0

I'm working on a leet problem and I'm just doing this for the fun of it. I think I can go as far as cracking all of the test inputs of the problem. So say, I know ahead of time all of the inputs, in order. What is the fastest structure to return the solutions.

I tried using a dict to map all inputs with the supposed solutions.

class DictSolution():
    DATA = {x:x for x in range(1000000)}

    def compute(self, x):
        return self.DATA[x]

Then, I thought, since I know in what order the inputs will be tested, I don't need to "look it up". So I tried using a set and ignoring all the inputs.

class SetSolution():
    DATA = {i for i in range(1000000)}

    def compute(self, x):
        return self.DATA.pop()

To my surprise, it was slightly slower than the dict, 1-2% slower everytime. Btw, here's how I time them.

def test_dict():
    sol = DictSolution()
    for i in range(1000000):
        sol.compute(i

ds = timeit.timeit(test_dict, number=1)
ss = timeit.timeit(test_set,  number=1)
print ("Dict Solution:", ds)
print ("Set  Solution:", ss)

>> Dict Solution: 0.11734077199999998
>> Set  Solution: 0.11939082499999998

Questions:

  1. Why is the set slower?
  2. Logically speaking, returning something in order should be faster than looking that thing up in a table. So I don't believe the dict way is the fastest already. What can I do to achieve better time?
thithien
  • 235
  • 1
  • 12
  • 1
    A set is unordered by definition. Why not use a list and just access by index without popping? – user2390182 Aug 26 '18 at 17:14
  • @schwobaseggl That is 10 times slower than both. I tried it already. I know `set` is unordered, but if nothing messes with it, the order should usually be retained. Plus I'm just going for time anyways. – thithien Aug 26 '18 at 17:14
  • @WaterWinter "but if nothing messes with it, the order should usually be retained", no, not really. The solution is simply incorrect. What exactly are you doing with the `dict`, `list` and `set` though? – juanpa.arrivillaga Aug 26 '18 at 17:35
  • @juanpa.arrivillaga Like said in the post. Say I know ahead of time what the inputs will be and in what order they will be inputted. I'm trying to figure out the fastest way to return the solution without actually processing/calculating the proper outputs. It's just a curious question, there's no purpose behind it beside figuring out if the `dict` is already the best thing in this case. "The solution is simply incorrect." I do acknowledge that a `set` is just not the proper thing to use in this case. However, it passes the test cases, and I'm speaking time-wise so it doesn't really matter. – thithien Aug 26 '18 at 17:43

2 Answers2

1

I believe the suggestion from @schwobaseggl is correct. From here, the complexity of accessing an element is O(1) for both dict and list, this was somewhat replicated in this question, in fact in the previous setting list was sligthly faster than dict.
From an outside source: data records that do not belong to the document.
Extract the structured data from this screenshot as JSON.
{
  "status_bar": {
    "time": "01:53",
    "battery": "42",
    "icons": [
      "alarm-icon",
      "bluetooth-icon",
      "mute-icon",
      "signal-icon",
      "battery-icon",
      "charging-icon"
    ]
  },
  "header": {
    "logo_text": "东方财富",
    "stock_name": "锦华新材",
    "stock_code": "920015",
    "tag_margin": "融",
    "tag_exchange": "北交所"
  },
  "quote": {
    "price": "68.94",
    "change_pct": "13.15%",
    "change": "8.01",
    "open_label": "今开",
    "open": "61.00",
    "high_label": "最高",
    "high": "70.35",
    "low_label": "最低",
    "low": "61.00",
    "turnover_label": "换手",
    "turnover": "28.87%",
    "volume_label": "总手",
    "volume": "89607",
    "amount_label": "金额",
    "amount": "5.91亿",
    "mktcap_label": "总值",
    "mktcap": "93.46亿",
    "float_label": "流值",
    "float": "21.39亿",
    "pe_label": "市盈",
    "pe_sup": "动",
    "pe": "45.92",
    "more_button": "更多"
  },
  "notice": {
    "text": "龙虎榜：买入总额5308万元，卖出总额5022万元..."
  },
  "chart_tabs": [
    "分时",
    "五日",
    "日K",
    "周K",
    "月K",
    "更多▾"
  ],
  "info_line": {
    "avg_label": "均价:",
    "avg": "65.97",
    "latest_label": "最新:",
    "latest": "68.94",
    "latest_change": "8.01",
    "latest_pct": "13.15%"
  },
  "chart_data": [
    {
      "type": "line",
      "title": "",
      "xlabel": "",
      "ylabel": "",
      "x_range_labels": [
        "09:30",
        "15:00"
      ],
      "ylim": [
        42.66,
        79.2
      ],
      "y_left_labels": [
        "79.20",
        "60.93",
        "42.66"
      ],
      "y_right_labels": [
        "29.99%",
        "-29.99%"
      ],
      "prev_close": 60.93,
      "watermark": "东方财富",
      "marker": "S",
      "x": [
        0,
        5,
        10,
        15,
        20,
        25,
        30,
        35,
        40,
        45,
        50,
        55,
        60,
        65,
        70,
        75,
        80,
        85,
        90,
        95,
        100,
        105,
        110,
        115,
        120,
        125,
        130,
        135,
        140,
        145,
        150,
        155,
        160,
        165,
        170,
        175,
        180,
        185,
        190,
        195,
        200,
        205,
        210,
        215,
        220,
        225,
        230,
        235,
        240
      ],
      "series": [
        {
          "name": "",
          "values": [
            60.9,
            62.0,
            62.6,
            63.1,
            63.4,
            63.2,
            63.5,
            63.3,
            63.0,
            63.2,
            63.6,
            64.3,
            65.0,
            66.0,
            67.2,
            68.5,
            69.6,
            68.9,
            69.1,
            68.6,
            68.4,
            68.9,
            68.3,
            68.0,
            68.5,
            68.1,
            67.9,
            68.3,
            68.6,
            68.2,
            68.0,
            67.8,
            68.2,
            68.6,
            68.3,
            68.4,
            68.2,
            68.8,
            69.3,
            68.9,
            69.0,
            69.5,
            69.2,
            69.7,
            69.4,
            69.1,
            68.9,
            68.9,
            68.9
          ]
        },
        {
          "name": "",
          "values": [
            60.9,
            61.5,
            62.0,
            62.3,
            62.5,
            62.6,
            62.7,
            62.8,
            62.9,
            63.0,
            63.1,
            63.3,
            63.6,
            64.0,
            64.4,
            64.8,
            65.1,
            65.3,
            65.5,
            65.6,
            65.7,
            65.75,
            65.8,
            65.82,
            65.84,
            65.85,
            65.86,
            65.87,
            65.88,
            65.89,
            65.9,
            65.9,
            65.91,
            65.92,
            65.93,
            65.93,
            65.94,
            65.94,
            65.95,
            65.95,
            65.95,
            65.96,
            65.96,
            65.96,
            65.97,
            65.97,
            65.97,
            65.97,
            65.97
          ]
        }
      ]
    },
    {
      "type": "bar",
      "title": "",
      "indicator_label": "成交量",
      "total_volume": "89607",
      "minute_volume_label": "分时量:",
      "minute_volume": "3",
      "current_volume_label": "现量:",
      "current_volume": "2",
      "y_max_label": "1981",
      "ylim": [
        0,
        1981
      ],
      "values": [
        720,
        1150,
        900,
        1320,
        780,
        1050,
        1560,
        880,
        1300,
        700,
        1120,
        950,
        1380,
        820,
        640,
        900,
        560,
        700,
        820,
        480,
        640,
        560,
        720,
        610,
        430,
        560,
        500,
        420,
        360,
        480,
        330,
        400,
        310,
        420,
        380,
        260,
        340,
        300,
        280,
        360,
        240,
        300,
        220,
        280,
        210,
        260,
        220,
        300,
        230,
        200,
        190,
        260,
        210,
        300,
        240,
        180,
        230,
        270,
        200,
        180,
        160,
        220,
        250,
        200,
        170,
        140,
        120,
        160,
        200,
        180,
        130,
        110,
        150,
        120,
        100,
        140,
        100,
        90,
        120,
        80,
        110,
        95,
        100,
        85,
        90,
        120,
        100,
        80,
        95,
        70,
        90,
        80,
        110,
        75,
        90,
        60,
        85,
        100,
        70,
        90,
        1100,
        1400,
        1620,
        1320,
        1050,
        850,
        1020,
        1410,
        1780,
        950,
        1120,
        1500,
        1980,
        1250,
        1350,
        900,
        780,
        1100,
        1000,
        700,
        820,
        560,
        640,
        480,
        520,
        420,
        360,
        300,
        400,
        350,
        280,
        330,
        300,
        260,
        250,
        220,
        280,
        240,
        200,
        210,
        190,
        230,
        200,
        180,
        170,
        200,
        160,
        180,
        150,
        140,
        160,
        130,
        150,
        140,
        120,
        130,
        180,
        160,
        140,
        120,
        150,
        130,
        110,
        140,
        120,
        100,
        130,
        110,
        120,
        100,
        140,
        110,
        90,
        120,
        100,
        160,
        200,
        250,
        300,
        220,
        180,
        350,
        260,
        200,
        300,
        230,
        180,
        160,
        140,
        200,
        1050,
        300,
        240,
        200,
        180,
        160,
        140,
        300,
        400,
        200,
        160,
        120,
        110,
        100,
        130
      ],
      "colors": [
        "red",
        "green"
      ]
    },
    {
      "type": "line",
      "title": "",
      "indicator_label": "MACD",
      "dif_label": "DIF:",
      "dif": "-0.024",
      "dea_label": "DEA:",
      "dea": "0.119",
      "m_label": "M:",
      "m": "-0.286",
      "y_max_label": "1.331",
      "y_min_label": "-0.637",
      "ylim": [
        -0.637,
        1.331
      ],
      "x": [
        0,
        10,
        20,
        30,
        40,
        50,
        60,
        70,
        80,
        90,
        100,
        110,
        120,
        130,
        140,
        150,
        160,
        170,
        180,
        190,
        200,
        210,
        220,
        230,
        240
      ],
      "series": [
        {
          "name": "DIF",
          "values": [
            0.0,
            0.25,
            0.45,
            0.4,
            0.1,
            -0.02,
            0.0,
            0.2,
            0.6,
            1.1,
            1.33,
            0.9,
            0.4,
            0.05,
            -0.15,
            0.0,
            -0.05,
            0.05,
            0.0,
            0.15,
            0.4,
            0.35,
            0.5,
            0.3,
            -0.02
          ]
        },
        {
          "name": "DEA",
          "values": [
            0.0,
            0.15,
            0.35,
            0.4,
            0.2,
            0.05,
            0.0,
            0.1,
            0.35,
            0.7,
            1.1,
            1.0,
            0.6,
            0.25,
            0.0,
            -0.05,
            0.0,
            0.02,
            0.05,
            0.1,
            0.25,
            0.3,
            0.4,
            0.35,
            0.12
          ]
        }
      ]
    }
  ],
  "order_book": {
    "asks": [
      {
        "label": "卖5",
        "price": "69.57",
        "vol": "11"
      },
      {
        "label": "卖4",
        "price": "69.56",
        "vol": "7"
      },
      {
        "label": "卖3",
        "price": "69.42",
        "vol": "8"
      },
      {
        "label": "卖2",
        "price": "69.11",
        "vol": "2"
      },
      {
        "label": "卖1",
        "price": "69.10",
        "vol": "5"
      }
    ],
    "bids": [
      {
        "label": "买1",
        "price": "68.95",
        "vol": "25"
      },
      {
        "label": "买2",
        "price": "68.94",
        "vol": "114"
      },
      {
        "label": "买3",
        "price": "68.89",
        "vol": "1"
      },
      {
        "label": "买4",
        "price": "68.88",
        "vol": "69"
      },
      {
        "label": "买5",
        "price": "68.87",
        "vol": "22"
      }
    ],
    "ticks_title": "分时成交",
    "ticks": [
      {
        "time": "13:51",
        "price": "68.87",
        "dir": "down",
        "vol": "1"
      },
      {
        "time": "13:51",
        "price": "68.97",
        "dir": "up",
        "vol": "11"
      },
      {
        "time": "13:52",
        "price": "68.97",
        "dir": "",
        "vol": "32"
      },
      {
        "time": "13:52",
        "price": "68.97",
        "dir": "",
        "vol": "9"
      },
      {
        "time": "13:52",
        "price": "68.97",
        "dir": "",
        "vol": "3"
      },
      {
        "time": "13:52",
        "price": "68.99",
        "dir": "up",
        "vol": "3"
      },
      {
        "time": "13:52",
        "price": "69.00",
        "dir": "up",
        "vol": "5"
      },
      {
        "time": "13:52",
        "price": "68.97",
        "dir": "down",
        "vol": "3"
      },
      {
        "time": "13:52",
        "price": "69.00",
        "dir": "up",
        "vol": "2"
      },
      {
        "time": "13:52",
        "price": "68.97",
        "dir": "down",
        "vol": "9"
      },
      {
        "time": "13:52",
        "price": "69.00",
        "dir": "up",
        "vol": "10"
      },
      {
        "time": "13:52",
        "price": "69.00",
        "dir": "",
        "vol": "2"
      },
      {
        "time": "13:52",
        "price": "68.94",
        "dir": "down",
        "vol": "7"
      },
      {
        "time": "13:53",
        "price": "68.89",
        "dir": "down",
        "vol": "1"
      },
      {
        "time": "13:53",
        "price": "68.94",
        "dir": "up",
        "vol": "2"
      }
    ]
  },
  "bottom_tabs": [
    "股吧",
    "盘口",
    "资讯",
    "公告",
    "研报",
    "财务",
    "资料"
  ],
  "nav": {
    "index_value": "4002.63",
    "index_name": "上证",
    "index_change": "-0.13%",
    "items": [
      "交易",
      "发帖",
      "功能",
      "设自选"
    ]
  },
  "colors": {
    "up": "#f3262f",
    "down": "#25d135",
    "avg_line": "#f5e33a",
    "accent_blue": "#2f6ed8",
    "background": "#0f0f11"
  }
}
I replicated your benchmark, and added other data structures, in full:

  • List
  • Dictionary
  • Set (using pop)
  • Deque (from collections)
  • Tuple

The code:

import timeit
from collections import deque


class DictSolution:
    DATA = {x: x for x in range(1000000)}

    def compute(self, x):
        return self.DATA[x]


class SetSolution:
    DATA = {i for i in range(1000000)}

    def compute(self, x):
        return self.DATA.pop()


class DequeSolution:
    DATA = deque(i for i in range(1000000))

    def compute(self, x):
        return self.DATA.popleft()


class ListSolution:
    DATA = [i for i in range(1000000)]

    def compute(self, x):
        return self.DATA[x]


class TupleSolution:
    DATA = tuple(i for i in range(1000000))

    def compute(self, x):
        return self.DATA[x]


def test_dict():
    sol = DictSolution()
    for i in range(1000000):
        sol.compute(i)


def test_set():
    sol = SetSolution()
    for i in range(1000000):
        sol.compute(i)


def test_deque():
    sol = DequeSolution()
    for i in range(1000000):
        sol.compute(i)


def test_list():
    sol = ListSolution()
    for i in range(1000000):
        sol.compute(i)


def test_tuple():
    sol = TupleSolution()
    for i in range(1000000):
        sol.compute(i)


def test_pop_list():
    sol = PopListSolution()
    for i in range(1000000):
        sol.compute(i)


des = timeit.timeit(test_deque, number=1)
ss = timeit.timeit(test_set, number=1)
ds = timeit.timeit(test_dict, number=1)
ls = timeit.timeit(test_list, number=1)
ts = timeit.timeit(test_tuple, number=1)
times = [("Dict Solution:", ds), ("Set Solution:", ss), ("Deque Solution:", des), ("List Solution:", ls), ("Tuple Solution:", ts)]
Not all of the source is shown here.